As quatro legendas embarcaram no bonde político que vem sendo conduzido pelo atual presidente Rodrigo Maia (DEM-RJ) para concorrer com o candidato de Bolsonaro na disputa, o já lançado Arthur Lira (PP-AL), um dos principais interlocutores do chamado “centrão”.

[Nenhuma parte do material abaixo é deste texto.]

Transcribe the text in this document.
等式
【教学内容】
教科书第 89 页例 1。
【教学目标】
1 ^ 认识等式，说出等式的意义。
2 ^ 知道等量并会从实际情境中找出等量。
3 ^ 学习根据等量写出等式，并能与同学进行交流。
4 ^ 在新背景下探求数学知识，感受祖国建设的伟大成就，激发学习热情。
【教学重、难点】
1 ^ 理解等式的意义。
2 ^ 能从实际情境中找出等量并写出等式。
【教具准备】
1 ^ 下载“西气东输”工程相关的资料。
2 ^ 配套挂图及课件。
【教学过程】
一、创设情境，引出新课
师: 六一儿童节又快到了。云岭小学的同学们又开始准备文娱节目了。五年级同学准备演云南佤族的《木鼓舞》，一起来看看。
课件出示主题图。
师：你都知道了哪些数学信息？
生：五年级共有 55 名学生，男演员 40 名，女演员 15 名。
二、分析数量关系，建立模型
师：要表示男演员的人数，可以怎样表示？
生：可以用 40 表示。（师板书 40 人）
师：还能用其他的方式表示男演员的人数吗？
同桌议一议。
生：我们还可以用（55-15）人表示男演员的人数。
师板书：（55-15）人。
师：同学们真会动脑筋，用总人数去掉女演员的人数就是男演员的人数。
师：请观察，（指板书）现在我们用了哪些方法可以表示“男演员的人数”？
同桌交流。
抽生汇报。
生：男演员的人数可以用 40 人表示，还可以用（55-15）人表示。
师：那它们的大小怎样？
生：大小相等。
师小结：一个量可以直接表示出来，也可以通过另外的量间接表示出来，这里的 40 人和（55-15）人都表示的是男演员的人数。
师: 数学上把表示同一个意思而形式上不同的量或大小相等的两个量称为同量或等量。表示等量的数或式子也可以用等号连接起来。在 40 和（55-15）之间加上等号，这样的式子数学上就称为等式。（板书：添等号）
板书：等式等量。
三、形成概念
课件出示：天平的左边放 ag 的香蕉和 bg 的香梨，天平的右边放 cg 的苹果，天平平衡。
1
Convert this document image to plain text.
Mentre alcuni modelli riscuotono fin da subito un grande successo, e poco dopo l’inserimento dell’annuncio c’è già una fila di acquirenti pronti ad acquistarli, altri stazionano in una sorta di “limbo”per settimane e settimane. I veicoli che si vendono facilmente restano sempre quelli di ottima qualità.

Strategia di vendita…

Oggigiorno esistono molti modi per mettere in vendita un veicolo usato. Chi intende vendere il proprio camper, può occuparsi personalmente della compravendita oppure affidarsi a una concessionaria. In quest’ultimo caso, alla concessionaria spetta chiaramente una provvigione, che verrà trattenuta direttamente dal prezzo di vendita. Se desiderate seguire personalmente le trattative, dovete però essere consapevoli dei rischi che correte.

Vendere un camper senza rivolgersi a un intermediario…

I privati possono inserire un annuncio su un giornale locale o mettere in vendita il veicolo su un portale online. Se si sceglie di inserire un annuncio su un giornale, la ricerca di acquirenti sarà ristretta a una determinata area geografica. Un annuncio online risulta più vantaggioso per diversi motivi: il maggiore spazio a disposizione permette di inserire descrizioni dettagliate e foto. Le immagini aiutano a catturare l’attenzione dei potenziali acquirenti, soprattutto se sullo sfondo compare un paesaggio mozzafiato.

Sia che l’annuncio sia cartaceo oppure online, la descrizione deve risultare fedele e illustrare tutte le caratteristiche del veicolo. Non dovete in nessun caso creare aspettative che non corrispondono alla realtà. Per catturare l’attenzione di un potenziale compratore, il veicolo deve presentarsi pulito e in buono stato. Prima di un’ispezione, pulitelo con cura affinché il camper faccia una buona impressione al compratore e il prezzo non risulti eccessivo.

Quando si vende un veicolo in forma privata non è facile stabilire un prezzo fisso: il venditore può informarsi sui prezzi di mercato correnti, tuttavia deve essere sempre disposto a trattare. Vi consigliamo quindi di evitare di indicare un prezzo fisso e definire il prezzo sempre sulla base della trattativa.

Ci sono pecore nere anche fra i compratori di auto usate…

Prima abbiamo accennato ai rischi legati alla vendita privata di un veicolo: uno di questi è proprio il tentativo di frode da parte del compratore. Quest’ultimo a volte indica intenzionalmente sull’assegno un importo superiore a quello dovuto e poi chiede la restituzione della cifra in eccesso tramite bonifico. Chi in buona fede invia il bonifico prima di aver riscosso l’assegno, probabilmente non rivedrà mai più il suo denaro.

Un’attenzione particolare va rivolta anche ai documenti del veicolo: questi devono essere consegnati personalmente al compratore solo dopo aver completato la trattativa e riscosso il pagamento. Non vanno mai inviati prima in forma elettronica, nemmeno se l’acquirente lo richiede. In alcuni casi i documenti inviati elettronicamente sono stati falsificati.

A coalizão é marcada pela heterogeneidade e já aglutina 11 siglas: além das quatro maiores da oposição, inclui DEM, MDB, PSDB, PSL, PV, Cidadania, Rede. A tropa de choque pode ultrapassar 280 dos 513 votos totais da Casa. A vitória é dada ao candidato que angariar 257 apoios, o que corresponde à maioria absoluta dos votos. Se isso não ocorrer, os dois primeiros lugares do ranking disputam o segundo turno.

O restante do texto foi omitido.